Because of America’s diverse array of denominations — true at the Founding and even more true today — government establishment of a public religion would almost certainly have to proceed “without any particular confession,” a prospect that troubles Grove.
“In contemporary circumstances, a consciously manufactured public religion would therefore do the opposite of what the old establishments in theory aimed at: rather than point subjects to a stable, orthodox Church as guardian of religious truth, hoping merely to glean the beneficial side effects of genuine religious unity, it would appeal to citizens with a contrived political gospel masquerading as Christianity.
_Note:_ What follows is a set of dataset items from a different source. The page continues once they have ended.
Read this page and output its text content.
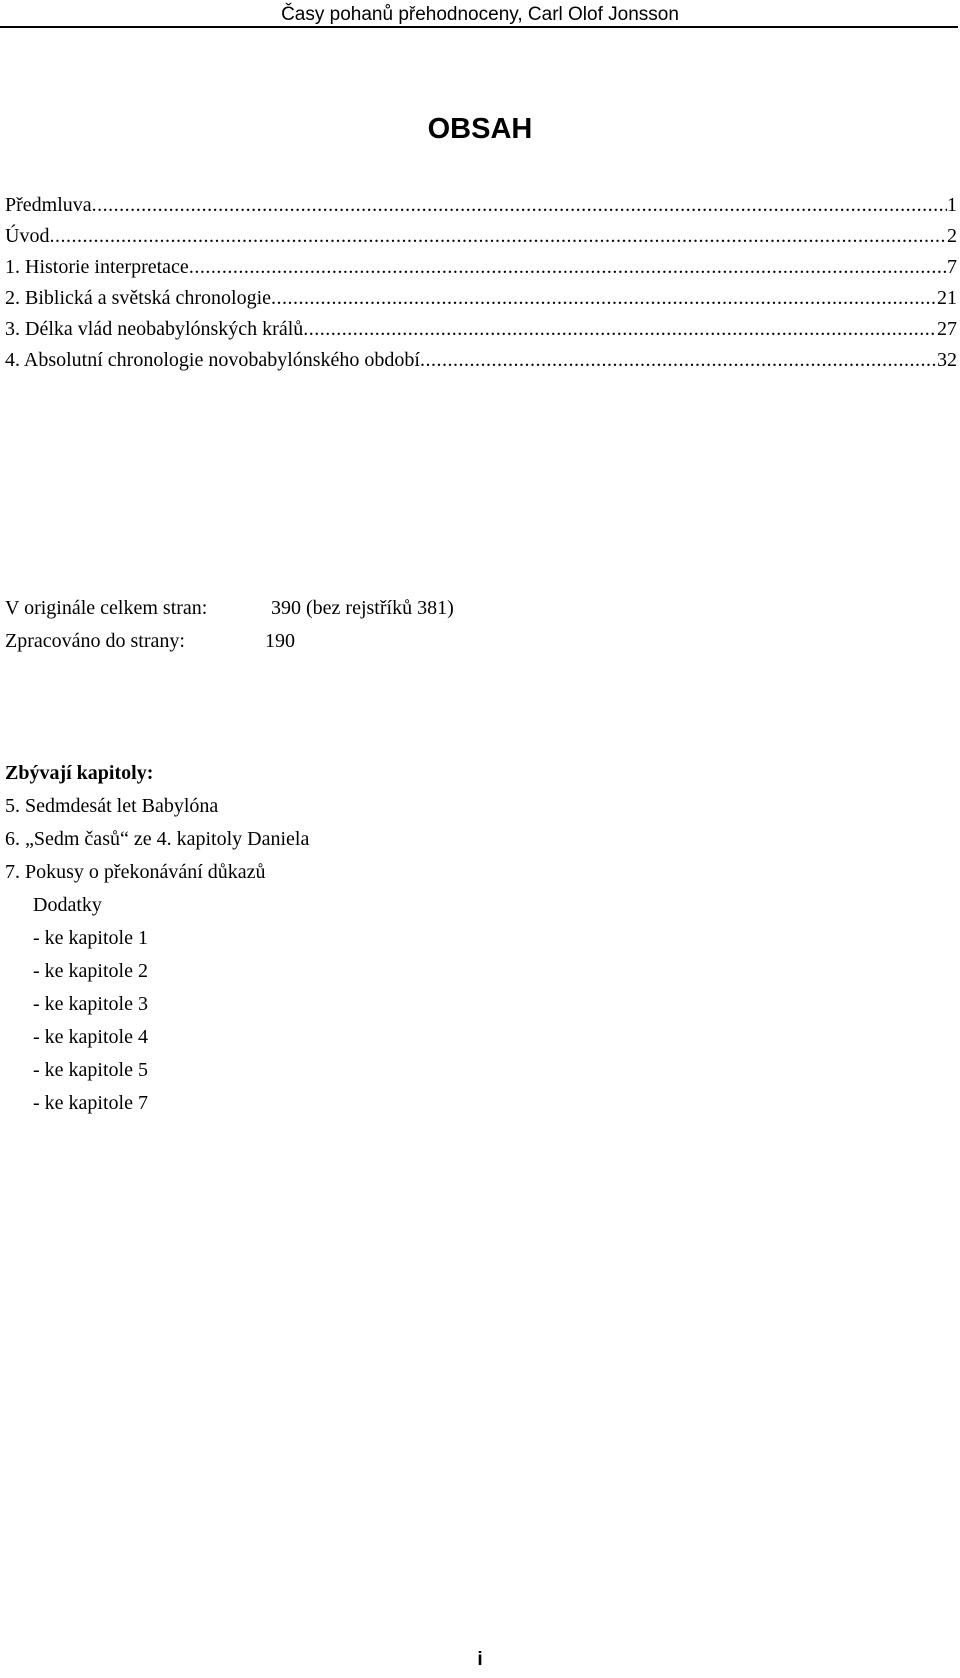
Časy pohanů přehodnoceny, Carl Olof Jonsson
OBSAH
Předmluva .....	1
Úvod .....	2
1. Historie interpretace .....	7
2. Biblická a světská chronologie .....	21
3. Délka vlád neobabylónských králů .....	27
4. Absolutní chronologie novobabylónského období .....	32
V originále celkem stran:	390 (bez rejstříků 381)
Zpracováno do strany:	190
Zbývají kapitoly:
5. Sedmdesát let Babylóna
6. „Sedm časů“ ze 4. kapitoly Daniela
7. Pokusy o překonávání důkazů
Dodatky
- ke kapitole 1
- ke kapitole 2
- ke kapitole 3
- ke kapitole 4
- ke kapitole 5
- ke kapitole 7
i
“And given America’s sectarian diversity, this political gospel — preached from state capitols, debate stages, talk shows, and government schools — would have a far more prominent and influential platform than any given church that was mostly focused on the eternal souls of those in its pews.
“To the extent that such a public religion is pervasive and influential, the churches would have every incentive to conform their messages to it. The state would not be supporting ‘the Church’ as a source of truth that transcends our earthly politics, but rather the many American churches would be led along by the politicians.”
Grove concluded that “whether directed more by conservatives or more by progressives, this sort of public faith that emerges from the politics of the modern nation-state will always a be human concoction, and it will always be the responsibility of the Church to call out such pretensions as it does all false gods.”
In a separate review of Patrick Deneen’s Regime Change for The University Bookman, Grove observed that the “appeal to the present populist moment without giving up on his belief that the right kind of elites can impose a preconceived social order on the world.”